When asked if he thought it was too dangerous to play in that heat, Monfils, who said during the match he felt like was about to collapse, responded: “For sure. You know, we took [a] risk.”
Djokovic, who beat Monfils 4-6 6-3 6-1 6-3, said the conditions were “brutal” and that the match should have been postponed.
“There is a rule [that we use] about index, combination between temperature and humidity,” he said.
“I’m not so sure about that … there are certain days where you just have to, as a tournament supervisor, recognise that you might need to give players [a] few extra hours until it [sun] comes down.
“I think there is a limit, and that is a level of, I guess, tolerance, between being fit and being, I think, in danger in terms of health. It was right at the limit.”
Del Potro beat Karen Khachanov in four sets before he too complained about the weather.
“It was really difficult … almost 40 degrees out there is too much for the health … the weather condition was too high for playing tennis,” he said.

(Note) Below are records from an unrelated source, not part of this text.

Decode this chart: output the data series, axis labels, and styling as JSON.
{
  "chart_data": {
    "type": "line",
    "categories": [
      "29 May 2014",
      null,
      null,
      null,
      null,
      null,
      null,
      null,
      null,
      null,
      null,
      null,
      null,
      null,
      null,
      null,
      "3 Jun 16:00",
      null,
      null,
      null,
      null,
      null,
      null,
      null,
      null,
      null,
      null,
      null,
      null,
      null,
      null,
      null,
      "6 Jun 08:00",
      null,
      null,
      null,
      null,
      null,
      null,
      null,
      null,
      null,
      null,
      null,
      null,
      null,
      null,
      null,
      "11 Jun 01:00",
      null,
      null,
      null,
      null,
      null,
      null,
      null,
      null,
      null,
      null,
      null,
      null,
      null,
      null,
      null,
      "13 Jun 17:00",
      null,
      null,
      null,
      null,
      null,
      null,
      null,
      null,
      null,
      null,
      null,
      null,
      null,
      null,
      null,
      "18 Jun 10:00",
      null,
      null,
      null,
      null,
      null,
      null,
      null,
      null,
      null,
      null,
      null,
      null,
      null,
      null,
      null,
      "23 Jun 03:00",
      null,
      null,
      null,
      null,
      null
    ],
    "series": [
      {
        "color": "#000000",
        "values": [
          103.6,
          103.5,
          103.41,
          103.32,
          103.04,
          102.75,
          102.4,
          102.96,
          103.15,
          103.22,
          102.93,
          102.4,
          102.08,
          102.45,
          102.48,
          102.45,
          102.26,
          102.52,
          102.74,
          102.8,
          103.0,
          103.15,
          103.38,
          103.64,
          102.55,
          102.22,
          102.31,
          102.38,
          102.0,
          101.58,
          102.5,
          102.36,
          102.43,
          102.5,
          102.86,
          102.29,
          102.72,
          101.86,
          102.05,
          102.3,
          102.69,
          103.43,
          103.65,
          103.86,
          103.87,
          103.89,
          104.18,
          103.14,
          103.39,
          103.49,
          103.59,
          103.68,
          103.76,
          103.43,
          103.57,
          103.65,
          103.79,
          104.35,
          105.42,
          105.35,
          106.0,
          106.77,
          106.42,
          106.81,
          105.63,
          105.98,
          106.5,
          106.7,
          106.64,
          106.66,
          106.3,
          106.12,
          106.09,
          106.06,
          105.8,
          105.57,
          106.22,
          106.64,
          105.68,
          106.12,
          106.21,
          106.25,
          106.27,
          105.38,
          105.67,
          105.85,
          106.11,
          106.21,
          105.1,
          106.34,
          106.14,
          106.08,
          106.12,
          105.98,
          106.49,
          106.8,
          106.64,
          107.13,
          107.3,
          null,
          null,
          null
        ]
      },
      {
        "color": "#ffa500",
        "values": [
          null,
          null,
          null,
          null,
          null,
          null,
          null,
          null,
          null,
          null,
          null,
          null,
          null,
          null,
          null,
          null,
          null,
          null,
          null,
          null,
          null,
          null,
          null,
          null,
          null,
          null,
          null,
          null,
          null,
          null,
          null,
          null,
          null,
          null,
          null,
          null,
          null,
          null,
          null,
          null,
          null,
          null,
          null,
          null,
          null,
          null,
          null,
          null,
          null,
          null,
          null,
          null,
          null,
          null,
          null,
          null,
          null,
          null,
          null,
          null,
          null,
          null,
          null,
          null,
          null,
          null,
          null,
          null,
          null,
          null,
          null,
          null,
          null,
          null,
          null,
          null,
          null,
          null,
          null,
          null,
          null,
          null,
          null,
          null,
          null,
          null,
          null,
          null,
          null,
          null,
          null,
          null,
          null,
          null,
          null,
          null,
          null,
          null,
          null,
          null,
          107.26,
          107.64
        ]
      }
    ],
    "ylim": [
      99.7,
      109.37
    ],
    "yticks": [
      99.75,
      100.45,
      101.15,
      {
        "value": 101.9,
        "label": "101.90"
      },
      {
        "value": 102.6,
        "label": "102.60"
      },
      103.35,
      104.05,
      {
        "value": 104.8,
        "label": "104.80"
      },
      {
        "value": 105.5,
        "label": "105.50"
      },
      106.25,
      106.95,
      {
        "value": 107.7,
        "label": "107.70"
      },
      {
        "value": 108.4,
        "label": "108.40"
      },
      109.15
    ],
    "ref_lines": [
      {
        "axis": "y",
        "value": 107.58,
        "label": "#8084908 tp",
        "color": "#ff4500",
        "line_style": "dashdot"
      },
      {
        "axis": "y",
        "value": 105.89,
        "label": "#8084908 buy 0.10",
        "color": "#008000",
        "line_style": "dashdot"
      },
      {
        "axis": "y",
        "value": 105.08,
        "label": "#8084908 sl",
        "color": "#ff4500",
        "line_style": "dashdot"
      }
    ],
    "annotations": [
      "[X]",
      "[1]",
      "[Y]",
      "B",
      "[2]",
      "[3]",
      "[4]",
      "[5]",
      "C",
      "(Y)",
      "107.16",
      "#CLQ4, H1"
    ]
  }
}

Conditions will only get tougher for players on Friday, with the Bureau of Meteorology forecasting a top of 42 degrees in Melbourne.
Big names progress but there’s still upsets
Maria Sharapova might not be seeded but she is still a huge chance of winning the women’s singles, as shown in her 6-1 7-6 (7-4) win over 14th seed Anastasija Sevastova.
Roger Federer also won in straight sets on Thursday, progressing 6-4 6-4 7-6 (7-4) against Jan-Lennard Struff and women’s top seed Simona Halep cruised past Eugenie Bouchard 6-2 6-2.
Third seed Garbine Muguruza’s Open is over, however, after she lost in straight sets to Su-Wei Hsieh, and Stanislas Wawrinka suffered the same fate against world No.97 Tennys Sandgren.